Summary
Brendan Greeley, author of 'The Almighty Dollar' and Princeton PhD candidate, traces the dollar's 500-year evolution from a Bohemian silver dividend coin to the foundation of modern global finance. He explains how banks create money, the birth of the offshore Eurodollar market, and why insured deposits, Fed swap lines, and US institutional quality underpin the dollar's continued dominance. The conversation challenges conventional thinking on money, banking, Fed policy, and highlights a looming risk in stablecoins.
- The US dollar originated in the 16th-century Bohemian silver coin 'Joachimsthaler,' which became a global trade currency before America existed.

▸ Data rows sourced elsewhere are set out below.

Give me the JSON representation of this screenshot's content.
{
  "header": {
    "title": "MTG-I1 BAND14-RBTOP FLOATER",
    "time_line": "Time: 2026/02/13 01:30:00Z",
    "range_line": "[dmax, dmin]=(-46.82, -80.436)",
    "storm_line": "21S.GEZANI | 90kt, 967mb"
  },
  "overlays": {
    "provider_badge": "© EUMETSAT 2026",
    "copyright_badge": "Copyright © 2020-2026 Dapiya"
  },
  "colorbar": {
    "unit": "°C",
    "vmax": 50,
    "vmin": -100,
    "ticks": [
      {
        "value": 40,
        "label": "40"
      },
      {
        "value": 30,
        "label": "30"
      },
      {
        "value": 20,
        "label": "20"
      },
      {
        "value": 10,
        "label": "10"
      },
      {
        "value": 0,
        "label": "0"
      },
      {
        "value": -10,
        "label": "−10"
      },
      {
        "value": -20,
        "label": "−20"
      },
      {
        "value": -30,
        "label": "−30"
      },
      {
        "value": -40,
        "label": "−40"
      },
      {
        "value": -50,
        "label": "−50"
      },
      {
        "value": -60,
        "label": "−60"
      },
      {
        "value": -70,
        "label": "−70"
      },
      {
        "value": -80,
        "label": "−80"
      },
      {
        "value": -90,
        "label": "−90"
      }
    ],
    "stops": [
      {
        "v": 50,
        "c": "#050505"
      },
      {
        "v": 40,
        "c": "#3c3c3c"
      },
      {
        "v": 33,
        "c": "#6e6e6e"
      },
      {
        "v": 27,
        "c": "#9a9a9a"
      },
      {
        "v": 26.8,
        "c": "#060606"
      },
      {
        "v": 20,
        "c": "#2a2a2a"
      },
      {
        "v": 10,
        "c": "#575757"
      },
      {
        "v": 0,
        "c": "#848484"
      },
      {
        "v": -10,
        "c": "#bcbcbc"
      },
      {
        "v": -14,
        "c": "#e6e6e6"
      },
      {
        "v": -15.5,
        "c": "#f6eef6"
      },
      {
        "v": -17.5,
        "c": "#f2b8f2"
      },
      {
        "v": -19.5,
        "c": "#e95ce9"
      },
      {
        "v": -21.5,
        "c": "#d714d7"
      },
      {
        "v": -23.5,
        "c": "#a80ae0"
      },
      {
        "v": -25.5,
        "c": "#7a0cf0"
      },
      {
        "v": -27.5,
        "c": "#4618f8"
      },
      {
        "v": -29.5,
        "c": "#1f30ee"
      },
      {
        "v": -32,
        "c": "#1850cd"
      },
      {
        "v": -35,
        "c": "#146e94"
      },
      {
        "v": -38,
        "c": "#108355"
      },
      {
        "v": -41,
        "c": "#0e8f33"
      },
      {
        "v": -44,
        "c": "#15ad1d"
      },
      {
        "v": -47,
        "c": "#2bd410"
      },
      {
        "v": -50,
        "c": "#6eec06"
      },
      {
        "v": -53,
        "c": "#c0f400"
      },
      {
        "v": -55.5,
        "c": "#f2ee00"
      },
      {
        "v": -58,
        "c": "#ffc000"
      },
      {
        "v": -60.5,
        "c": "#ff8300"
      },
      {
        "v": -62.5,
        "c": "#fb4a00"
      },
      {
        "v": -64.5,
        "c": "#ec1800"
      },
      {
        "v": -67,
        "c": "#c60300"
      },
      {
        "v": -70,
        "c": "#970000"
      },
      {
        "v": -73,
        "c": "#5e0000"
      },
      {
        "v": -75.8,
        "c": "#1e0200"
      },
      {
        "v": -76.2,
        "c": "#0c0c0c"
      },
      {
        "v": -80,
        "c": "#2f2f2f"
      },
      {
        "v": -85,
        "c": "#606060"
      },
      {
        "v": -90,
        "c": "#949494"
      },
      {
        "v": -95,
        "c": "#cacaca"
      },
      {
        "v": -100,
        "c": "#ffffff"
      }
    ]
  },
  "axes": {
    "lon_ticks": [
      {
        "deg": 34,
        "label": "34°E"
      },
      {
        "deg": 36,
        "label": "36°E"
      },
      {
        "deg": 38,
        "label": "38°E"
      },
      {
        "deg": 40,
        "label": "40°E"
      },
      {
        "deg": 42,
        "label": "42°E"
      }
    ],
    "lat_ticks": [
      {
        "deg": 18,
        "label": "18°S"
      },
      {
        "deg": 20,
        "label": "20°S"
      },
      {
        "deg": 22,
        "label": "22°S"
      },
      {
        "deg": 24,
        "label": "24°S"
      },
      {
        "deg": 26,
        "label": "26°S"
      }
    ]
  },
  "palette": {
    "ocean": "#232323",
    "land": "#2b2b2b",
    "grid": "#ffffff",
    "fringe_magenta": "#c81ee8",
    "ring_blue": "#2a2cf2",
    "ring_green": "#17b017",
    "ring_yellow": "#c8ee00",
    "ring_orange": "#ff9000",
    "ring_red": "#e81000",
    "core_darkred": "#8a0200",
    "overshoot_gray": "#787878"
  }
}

- Money is predominantly created by commercial banks through lending, not by central bank fiat; the Fed no longer models money and banking.
- The offshore Eurodollar market, nearly as large as domestic US dollars, emerged when London banks began creating dollar loans outside Fed oversight.
- Three pillars support the dollar's global role: US deposit insurance, Fed swap lines, and general US institutional quality.
- Stablecoins lack deposit insurance and are predicted to suffer a crash, leading to forced regulation and insurance requirements.
- QE is criticized as a safe political choice that only inflates asset prices, while the Fed's large balance sheet may never shrink.
- Kevin Warsh's potential politicization of swap lines could fragment global finance into competing currency blocs.
- Guest recommends Rebecca Spang’s 'Stuff and Money in the Time of the French Revolution' for understanding how real payments work.